Eis que enviei esta mensagem para o grupo, no dia 19 de dezembro 2018. O mistério permaneceu fechado a 7 cadeados até ao dia D.

 

Durante duas semanas tentaram desvendar este desafio, como se de um escape room se tratasse.
Sem sucesso 👻.

Dia D — 4 Janeiro 2018

Este pessoal encarna qualquer personagem.
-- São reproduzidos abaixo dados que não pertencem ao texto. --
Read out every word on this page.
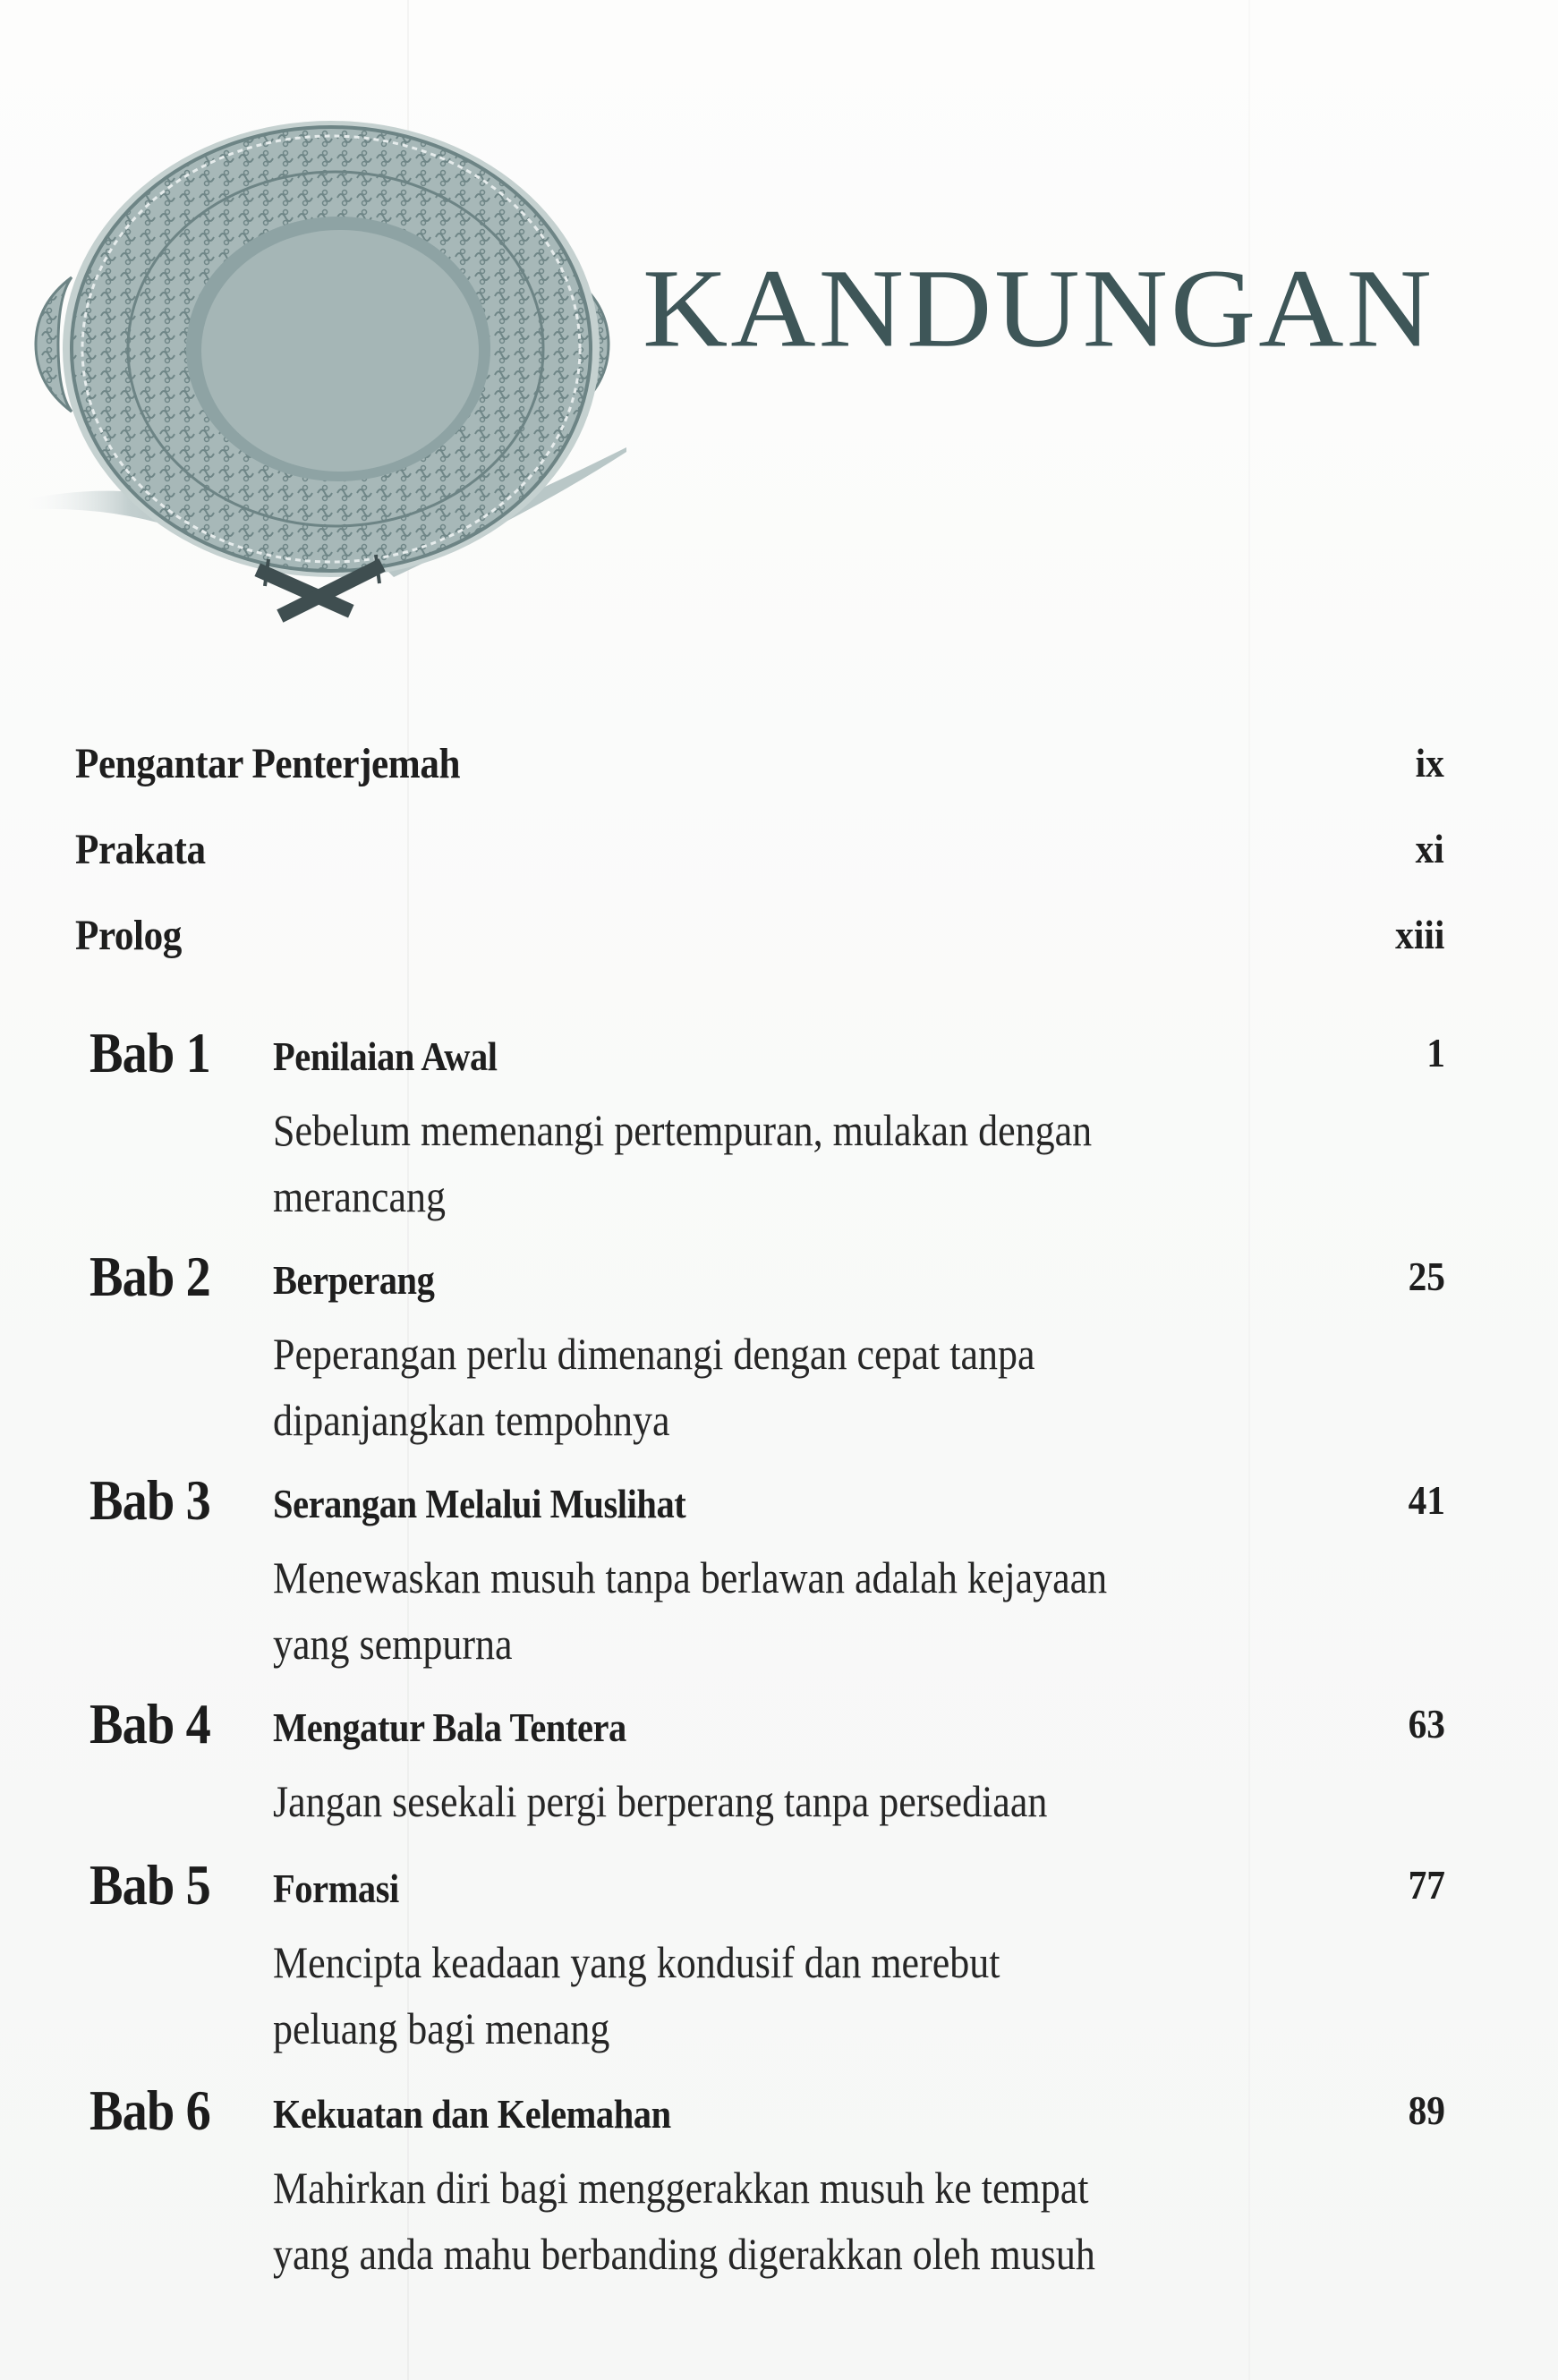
KANDUNGAN
Pengantar Penterjemah	ix
Prakata	xi
Prolog	xiii
Bab 1 Penilaian Awal	1
Sebelum memenangi pertempuran, mulakan dengan
merancang
Bab 2 Berperang	25
Peperangan perlu dimenangi dengan cepat tanpa
dipanjangkan tempohnya
Bab 3 Serangan Melalui Muslihat	41
Menewaskan musuh tanpa berlawan adalah kejayaan
yang sempurna
Bab 4 Mengatur Bala Tentera	63
Jangan sesekali pergi berperang tanpa persediaan
Bab 5 Formasi	77
Mencipta keadaan yang kondusif dan merebut
peluang bagi menang
Bab 6 Kekuatan dan Kelemahan	89
Mahirkan diri bagi menggerakkan musuh ke tempat
yang anda mahu berbanding digerakkan oleh musuh
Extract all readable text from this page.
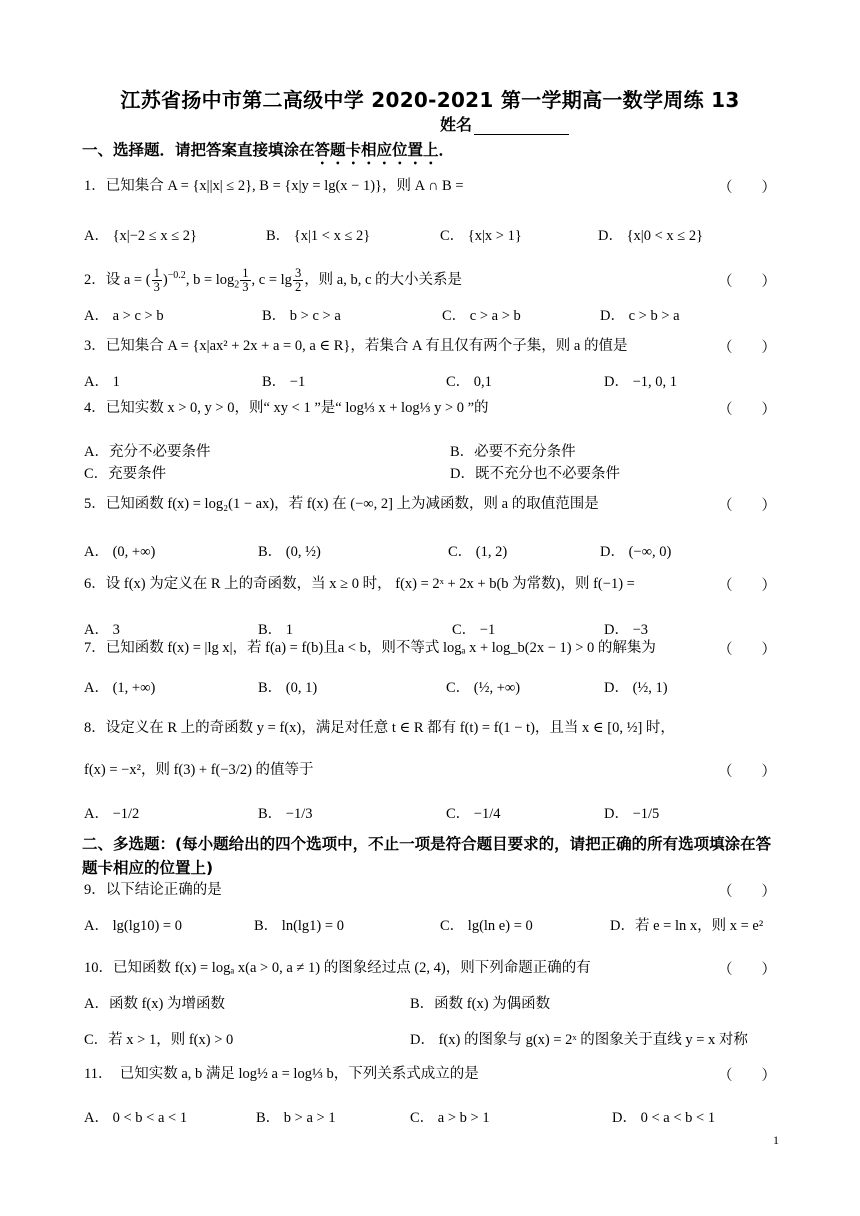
江苏省扬中市第二高级中学 2020-2021 第一学期高一数学周练 13
姓名
一、选择题．请把答案直接填涂在答题卡相应位置上．
1．已知集合 A = {x||x| ≤ 2}, B = {x|y = lg(x − 1)}，则 A ∩ B =	（　　）
A． {x|−2 ≤ x ≤ 2}	B． {x|1 < x ≤ 2}	C． {x|x > 1}	D． {x|0 < x ≤ 2}
2．设 a = ( $\frac{1}{3} )^{-0.2}$, $b = \log_2 \frac{1}{3}$ , $c = \lg \frac{3}{2}$ ，则 a, b, c 的大小关系是	（　　）
A． a > c > b	B． b > c > a	C． c > a > b	D． c > b > a
3．已知集合 A = {x|ax² + 2x + a = 0, a ∈ R}，若集合 A 有且仅有两个子集，则 a 的值是	（　　）
A． 1	B． −1	C． 0,1	D． −1, 0, 1
4．已知实数 x > 0, y > 0，则“ xy < 1 ”是“ log⅓ x + log⅓ y > 0 ”的	（　　）
A．充分不必要条件	B．必要不充分条件
C．充要条件	D．既不充分也不必要条件
5．已知函数 f(x) = log₂(1 − ax)，若 f(x) 在 (−∞, 2] 上为减函数，则 a 的取值范围是	（　　）
A． (0, +∞)	B． (0, ½)	C． (1, 2)	D． (−∞, 0)
6．设 f(x) 为定义在 R 上的奇函数，当 x ≥ 0 时， f(x) = 2ˣ + 2x + b(b 为常数)，则 f(−1) =	（　　）
A． 3	B． 1	C． −1	D． −3
7．已知函数 f(x) = |lg x|，若 f(a) = f(b)且a < b，则不等式 logₐ x + log_b(2x − 1) > 0 的解集为	（　　）
A． (1, +∞)	B． (0, 1)	C． (½, +∞)	D． (½, 1)
8．设定义在 R 上的奇函数 y = f(x)，满足对任意 t ∈ R 都有 f(t) = f(1 − t)，且当 x ∈ [0, ½] 时，
f(x) = −x²，则 f(3) + f(−3/2) 的值等于	（　　）
A． −1/2	B． −1/3	C． −1/4	D． −1/5
二、多选题：(每小题给出的四个选项中，不止一项是符合题目要求的，请把正确的所有选项填涂在答题卡相应的位置上)
9．以下结论正确的是	（　　）
A． lg(lg10) = 0	B． ln(lg1) = 0	C． lg(ln e) = 0	D．若 e = ln x，则 x = e²
10．已知函数 f(x) = logₐ x(a > 0, a ≠ 1) 的图象经过点 (2, 4)，则下列命题正确的有	（　　）
A．函数 f(x) 为增函数	B．函数 f(x) 为偶函数
C．若 x > 1，则 f(x) > 0	D． f(x) 的图象与 g(x) = 2ˣ 的图象关于直线 y = x 对称
11．　已知实数 a, b 满足 log½ a = log⅓ b，下列关系式成立的是	（　　）
A． 0 < b < a < 1	B． b > a > 1	C． a > b > 1	D． 0 < a < b < 1
1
Quando aterraram em Campo de Ourique com a missão de jantar, a fome apertou e o lado maléfico revelou-se.
Receberam um enigma com uma coordenada secreta para se deslocarem e, de lanternas e facas em punho, lá foram em filinha indiana até ao local da experiência.
O calçado confortável era para poderem ficar de pé durante umas boas horinhas e a faca era mesmo para poderem comer, visto que precisavam de filetar o peixe e “tentar” fazer uns pedaços de sashimi 🍣.
Como podem observar nas fotos acima, temos alguns audazes que conseguiram sacar uns míseros 8 pedaços de sashimi de uma dourada de 400 gr.
Calma …. que as 340gr que sobraram serviram para cozinhar um ceviche espetacular.
Timeline da experiência:
1- Excitação sobre o que viriam a fazer
2- Apreensão ao ter de descobrir o local da experiência
3- Felicidade ao descobrirem uma cozinha só para nós
4- Euforia ao saber que iam comer sushi
5- Um piquinho de desilusão quando se aperceberam que teriam de trabalhar para comer 😂
6- Concentração em absorver o conhecimento passado pelo Mestre
7- Dedicação no corte súbtil e milimétrico
8- Empenho na tarefa e empratamento
9- Competição pelo melhor pedaço
10- Batotice ao ingerir, de surra, o melhor pedaço do adversário
11- Consciencialização do grau de esfomeanço que por ali ia
12- Conviver e comer
13- Comer e conviver
Ele é um jovem de 19 anos que teve a ambição e lutou para participar num estágio intensivo de 3 meses, num dos melhores restaurantes do Japão, em Quioto, galardoado com 3 Estrelas Michelin, denominado por Kichisen.
Conheci o Gonçalo quando almoçava na Taberna Japonesa em Campo de Ourique — Hikidashi. Aproveito para recomendar este restaurante, ao que aconselho o menu de almoço (excepto fins-de-semana 💸 💸).
A paixão que o Gonçalo mostrou pelos ingredientes e a vontade de passar conhecimento levou-me a pensar se ele aceitaria fazer o seu primeiro workshop de sushi para a equipa do Safarka.
Sem hesitar e com convição aceitou o desafio, no qual trabalhamos em conjunto algumas horas na composição desta experiência diferente.

Em jeito de conclusão

Percebemos o quão difícil é fazer bom sushi e o quão importante é ter uma matéria-prima de qualidade. Demos mais valor à gastronomia japonesa e ficámos conscientes da quantidade de conhecimento e técnica que são precisos para dominar este tipo de cozinha, que demora décadas a aperfeiçoar.
Entendemos também que para podermos usufruir de peixe saboroso e livre de bactérias é preciso preservar o nosso oceano e tudo o que nos rodeia, caso contrário iremos comer sushi de aquário para sempre.
A nossa introspecção mais dramática leva-nos a partilhar que todos nós devemos ser responsáveis pelas ações que fazemos e como a mesma irá influenciar o próximo. Isto é o Karma, mas em modo “produto”. Devemo-nos alimentar com moderação e saber o que ingerir para que o ciclo não se quebre.
Se uma espécie de peixe se extinguir, deixa de poder ser ingerido, pelo que deixa de ser cozinhado e a arte perder-se-á, juntamente com uma cultura e uma história de gerações.